Vaccine hesitancy, climate change, Ebola among top 10 ‘threats to global health’ this year, WHO says
The World Health Organization (WHO) has named people who oppose vaccination among the top 10 “threats to global health” this year.
“Vaccine hesitancy — the reluctance or refusal to vaccinate despite the availability of vaccines — threatens to reverse progress made in tackling vaccine-preventable diseases,” such as measles, polio and cervical cancer, the WHO, the global public health arm of the United Nations, said in a list released this week.
“Vaccination is one of the most cost-effective ways of avoiding disease,” the WHO said. “It currently prevents 2 to 3 million deaths a year, and a further 1.5 million could be avoided if global coverage of vaccinations improved.”
Vaccine hesitancy is a complex global issue; but complacency, inconvenience in accessing vaccines and lack of confidence are the key underlying reasons, according to a vaccines advisory group to the WHO.
An estimated 100,000 young children have not been vaccinated against any of the 14 potentially serious diseases for which vaccines are recommended, according to a report by the U.S. Centers for Disease Control and Prevention (CDC) published in October. Although most children are routinely vaccinated, the number of children who have received no vaccines by age 2 has been gradually increasing.

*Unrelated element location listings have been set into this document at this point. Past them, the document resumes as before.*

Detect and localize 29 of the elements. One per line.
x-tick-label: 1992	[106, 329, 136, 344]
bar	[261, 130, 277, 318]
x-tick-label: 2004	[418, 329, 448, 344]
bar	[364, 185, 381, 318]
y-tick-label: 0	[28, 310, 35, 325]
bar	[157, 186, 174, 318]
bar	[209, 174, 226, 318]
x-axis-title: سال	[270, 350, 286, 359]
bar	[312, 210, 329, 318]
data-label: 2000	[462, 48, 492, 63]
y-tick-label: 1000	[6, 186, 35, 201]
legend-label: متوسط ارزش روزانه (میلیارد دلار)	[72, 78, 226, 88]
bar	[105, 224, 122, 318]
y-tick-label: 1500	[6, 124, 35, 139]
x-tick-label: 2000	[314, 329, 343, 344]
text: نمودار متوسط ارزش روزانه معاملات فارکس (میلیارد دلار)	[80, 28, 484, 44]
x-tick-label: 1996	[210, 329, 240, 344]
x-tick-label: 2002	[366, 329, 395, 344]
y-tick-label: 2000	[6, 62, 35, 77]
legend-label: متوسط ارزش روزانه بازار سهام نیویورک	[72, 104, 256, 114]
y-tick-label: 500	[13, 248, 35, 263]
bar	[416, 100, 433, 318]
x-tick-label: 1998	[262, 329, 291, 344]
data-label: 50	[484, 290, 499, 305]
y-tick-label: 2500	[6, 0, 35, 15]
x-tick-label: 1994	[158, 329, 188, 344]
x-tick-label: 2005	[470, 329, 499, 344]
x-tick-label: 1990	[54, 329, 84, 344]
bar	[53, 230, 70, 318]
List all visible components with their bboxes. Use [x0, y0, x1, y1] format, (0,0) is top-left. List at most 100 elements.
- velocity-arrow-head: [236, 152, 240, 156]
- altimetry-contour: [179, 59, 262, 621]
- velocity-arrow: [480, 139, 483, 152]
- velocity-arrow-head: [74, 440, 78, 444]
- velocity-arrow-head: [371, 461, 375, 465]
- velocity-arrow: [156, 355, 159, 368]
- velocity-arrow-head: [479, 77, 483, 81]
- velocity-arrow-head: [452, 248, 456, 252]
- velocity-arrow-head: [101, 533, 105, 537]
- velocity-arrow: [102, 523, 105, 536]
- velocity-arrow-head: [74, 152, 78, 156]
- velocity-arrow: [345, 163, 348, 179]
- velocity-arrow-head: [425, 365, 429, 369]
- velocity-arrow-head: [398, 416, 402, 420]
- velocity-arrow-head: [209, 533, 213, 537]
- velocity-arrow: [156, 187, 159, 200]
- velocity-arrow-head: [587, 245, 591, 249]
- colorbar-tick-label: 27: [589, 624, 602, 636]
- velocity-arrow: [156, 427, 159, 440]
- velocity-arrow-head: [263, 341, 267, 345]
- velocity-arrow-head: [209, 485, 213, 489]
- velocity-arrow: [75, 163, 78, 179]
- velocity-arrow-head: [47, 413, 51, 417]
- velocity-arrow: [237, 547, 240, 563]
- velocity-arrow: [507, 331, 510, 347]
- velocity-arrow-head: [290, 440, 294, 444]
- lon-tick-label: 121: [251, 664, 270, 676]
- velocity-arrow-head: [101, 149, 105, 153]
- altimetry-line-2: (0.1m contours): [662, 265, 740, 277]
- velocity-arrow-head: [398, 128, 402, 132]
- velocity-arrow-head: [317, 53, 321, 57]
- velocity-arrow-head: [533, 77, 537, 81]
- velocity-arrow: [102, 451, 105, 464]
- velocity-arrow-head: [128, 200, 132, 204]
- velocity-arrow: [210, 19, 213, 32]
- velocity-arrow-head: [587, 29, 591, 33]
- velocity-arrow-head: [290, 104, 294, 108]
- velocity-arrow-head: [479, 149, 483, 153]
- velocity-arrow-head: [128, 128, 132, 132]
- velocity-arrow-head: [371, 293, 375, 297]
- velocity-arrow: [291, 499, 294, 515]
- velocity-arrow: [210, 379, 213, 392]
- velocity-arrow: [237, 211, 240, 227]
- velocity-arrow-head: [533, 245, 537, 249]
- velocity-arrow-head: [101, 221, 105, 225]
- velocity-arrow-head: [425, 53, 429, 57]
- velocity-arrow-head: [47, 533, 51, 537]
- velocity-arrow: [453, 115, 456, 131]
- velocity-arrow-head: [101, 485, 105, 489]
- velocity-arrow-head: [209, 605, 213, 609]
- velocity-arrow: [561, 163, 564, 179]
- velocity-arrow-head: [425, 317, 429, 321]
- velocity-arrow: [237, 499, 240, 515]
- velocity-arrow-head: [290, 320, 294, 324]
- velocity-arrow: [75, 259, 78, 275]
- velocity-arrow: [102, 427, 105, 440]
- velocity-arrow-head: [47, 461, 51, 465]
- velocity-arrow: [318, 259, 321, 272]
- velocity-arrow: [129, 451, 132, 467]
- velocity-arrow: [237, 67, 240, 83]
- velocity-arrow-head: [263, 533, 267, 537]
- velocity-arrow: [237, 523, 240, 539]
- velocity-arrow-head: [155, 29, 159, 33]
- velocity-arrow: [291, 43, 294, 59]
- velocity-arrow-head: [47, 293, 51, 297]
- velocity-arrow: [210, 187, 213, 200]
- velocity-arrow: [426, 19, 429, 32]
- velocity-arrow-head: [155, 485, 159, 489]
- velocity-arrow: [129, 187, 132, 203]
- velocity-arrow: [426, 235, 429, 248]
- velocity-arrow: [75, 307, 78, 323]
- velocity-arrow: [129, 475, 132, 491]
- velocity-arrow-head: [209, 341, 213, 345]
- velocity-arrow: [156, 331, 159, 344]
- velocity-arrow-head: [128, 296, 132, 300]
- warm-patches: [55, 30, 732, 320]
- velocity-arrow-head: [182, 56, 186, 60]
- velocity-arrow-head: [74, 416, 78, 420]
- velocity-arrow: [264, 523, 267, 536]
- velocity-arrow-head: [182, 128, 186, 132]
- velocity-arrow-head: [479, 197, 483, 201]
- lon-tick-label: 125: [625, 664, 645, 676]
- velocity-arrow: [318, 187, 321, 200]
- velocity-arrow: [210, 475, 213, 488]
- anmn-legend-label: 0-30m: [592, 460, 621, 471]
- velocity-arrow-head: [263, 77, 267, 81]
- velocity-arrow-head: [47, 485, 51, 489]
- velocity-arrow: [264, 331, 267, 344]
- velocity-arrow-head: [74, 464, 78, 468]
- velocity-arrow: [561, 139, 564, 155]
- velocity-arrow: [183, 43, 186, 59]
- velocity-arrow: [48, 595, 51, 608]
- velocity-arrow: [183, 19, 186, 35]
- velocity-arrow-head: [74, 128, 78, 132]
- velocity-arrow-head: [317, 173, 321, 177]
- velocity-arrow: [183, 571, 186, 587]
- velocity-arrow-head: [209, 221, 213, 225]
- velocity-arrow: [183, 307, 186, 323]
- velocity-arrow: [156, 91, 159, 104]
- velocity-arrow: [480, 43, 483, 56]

The WHO has vowed to ramp up work this year to eliminate cervical cancer worldwide by increasing coverage of the human papilloma virus (HPV) vaccine. The agency said 2019 may also be the year when transmission of wild poliovirus stops in Afghanistan and Pakistan, which are two of only three countries in the world where the highly infectious disease remains endemic and which have come agonizingly close to zero cases.
Meanwhile, polio has been eradicated in the United States since 1979 due to widespread vaccination nationwide, according to the CDC.